Our coverage has increased exponentially over the years. We have captured data from 75 million patients in our federated network. Moreover, with external partners, we have patient data for over 200 million that can be used for real-world data purposes.
Our process is first signing contracts with hospitals and then spending on average two months to have the data extraction routine with high quality up and running online on our platform. We work with around 300 healthcare organizations worldwide in 27 countries at the moment.

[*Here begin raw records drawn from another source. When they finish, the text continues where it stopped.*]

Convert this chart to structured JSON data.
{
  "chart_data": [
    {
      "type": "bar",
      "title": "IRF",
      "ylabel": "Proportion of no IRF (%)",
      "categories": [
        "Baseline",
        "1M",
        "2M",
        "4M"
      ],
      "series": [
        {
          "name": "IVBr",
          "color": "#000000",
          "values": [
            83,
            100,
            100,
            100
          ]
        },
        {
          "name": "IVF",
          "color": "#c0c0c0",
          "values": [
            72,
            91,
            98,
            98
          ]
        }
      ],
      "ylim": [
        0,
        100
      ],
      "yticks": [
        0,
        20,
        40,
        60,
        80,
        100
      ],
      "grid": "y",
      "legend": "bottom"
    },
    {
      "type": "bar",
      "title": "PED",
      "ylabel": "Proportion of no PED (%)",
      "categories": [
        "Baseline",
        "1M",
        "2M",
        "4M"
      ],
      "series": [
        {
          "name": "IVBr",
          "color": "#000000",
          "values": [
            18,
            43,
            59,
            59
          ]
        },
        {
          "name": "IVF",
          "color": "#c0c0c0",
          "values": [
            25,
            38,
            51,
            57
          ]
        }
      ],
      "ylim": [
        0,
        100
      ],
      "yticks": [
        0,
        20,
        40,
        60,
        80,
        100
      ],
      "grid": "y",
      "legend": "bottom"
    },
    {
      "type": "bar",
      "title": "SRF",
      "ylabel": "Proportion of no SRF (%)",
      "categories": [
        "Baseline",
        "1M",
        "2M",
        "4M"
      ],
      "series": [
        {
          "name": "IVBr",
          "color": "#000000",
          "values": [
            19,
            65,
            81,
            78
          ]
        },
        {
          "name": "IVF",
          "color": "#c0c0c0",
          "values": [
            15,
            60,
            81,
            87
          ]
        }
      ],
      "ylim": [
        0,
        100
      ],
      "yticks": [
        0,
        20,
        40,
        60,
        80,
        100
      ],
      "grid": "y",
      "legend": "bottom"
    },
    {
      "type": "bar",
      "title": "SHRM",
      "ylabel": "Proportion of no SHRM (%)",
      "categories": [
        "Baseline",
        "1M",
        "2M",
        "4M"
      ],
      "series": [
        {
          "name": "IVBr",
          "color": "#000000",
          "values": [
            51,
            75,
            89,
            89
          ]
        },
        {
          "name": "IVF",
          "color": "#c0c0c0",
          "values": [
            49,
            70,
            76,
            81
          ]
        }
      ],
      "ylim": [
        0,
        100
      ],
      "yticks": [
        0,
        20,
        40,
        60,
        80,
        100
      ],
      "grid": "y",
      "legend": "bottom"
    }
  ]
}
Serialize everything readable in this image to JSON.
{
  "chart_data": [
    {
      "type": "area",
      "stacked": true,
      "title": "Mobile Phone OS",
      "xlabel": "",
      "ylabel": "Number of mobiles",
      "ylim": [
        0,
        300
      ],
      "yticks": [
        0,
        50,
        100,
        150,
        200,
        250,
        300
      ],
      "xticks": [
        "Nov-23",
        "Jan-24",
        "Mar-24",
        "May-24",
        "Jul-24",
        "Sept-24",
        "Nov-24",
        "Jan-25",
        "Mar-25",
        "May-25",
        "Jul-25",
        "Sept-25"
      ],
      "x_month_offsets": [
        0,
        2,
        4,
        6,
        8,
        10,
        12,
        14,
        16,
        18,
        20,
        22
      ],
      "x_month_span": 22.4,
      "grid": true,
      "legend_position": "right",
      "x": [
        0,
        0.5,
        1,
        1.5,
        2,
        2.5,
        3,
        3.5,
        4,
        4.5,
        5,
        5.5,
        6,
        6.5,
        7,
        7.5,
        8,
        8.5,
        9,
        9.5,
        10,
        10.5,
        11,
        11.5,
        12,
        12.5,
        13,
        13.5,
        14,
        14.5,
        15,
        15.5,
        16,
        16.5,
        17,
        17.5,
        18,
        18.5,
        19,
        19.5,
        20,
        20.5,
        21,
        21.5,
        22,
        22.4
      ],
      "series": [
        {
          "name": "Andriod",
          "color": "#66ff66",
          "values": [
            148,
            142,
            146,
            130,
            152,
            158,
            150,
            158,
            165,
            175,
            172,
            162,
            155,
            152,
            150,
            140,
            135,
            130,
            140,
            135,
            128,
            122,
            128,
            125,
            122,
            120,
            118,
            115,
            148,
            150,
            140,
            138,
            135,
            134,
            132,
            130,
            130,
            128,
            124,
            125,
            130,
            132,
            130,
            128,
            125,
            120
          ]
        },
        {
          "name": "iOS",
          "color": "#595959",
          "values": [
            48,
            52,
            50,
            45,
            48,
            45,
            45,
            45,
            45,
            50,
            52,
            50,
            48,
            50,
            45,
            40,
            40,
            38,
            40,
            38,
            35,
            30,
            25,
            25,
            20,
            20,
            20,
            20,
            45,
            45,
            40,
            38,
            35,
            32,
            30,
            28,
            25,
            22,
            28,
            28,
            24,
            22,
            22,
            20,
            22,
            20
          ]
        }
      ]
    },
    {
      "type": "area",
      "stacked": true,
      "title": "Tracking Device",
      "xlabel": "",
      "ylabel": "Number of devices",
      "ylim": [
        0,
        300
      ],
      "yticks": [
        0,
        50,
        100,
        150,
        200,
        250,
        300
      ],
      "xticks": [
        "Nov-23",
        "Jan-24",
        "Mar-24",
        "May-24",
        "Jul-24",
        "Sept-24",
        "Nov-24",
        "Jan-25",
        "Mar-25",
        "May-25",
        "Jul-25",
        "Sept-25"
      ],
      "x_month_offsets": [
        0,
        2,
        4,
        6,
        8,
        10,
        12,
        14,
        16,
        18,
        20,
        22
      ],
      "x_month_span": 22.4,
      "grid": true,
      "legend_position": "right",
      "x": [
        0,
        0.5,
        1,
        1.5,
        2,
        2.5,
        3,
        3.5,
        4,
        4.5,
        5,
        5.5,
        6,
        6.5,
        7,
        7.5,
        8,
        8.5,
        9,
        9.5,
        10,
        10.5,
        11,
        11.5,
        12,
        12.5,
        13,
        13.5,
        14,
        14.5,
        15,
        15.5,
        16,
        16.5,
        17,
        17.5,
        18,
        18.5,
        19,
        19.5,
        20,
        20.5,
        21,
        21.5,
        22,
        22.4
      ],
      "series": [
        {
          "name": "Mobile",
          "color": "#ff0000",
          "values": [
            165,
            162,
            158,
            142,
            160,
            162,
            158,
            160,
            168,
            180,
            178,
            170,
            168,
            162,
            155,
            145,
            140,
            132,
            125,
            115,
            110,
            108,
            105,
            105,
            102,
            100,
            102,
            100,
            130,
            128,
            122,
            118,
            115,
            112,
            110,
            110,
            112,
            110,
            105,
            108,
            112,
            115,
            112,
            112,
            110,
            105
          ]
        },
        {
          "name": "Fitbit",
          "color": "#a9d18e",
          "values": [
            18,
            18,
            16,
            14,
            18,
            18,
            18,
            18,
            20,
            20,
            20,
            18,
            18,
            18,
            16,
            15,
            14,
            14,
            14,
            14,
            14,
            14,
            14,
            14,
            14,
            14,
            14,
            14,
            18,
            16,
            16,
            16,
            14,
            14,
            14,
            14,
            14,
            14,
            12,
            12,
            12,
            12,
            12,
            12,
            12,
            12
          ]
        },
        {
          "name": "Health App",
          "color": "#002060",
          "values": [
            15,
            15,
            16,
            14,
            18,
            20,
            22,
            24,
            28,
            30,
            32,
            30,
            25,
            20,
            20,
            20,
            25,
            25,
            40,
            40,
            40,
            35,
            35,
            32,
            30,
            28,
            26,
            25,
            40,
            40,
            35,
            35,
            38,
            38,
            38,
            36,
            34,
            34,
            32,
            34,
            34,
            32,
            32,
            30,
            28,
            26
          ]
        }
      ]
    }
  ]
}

When it comes to real-world data, different countries have different definitions. Some say registries are real-world data, others say electronic clinical trial data can be used as a real-world data source, and others are looking at mobile applications. The important thing is having an intelligent approach to data. For example, if a patient has chronic disease, can you analyse its evolution over years, even decades? That is one business, digging out quality data to be analysed. We also use it for site feasibility; since it is in real time, we can do an immediate site selection by typing in the criteria and advise pharma companies on the best location to conduct their trials. It increases the number of trials being conducted per year and makes the hospitals and sites more efficient.
Within our global hospital network, our hospital partners also have the chance to refer patients from one site to the other. This also increases the benefits for patients, as they have the possibility to be referred to other centres for experimental treatments.
Another priority for us is our work on rare diseases, helping countries across different regions better diagnose patients, which helps physicians as well. When it comes to rare diseases, hospitals are open to collaborating with peers across the world. It is part of our social responsibility.
What are your hopes for 2021 and beyond in terms of how stakeholders, your clients within hospitals and the pharma industry approach digital tools?
There is plenty of interest in digital solutions across the board. We want to increase our use cases. For example, in oncology, which is one of the biggest fields for clinical trials, we have clients interested in developing therapies by analysing images, MRIs, running AI algorithms on those images. We want to enable the merger of electronic health records with images, with genomic data, so that it becomes a full set of data that can help patients and researchers as well as the industry.
Also, in the clinical trials field, there is a movement for electronic data to flow automatically, electronically, to clinical trial case report forms (eCRFs) to reduce double entries. Data is also used by CROs during the monitoring for source data verification. We will be piloting that this year, the automatic flow of electronic records to eCRFs.
How important has been Switzerland in the journey of the company?
Switzerland has always been at the core of the company. It is a hub for innovation. Our product was developed in the country, it is Swiss-made software with its intellectual property helped by Swiss grants and protection. Our new AI and ML innovation project is supported by the country’s ecosystem, mentality and training. We of course have great partners in the academic sector and the local industry that help us develop our use cases.
The benefits of our services go from Switzerland to all over the world. For example, we are working with a big pharma company at a university hospital in Turkey to run machine learning models to predict chronic kidney disease patients, to predict them before the risky period, so that they start the treatments and do not lose their lives or organs. I care about these kinds of things; I am trying to facilitate different partners to come together and provide value.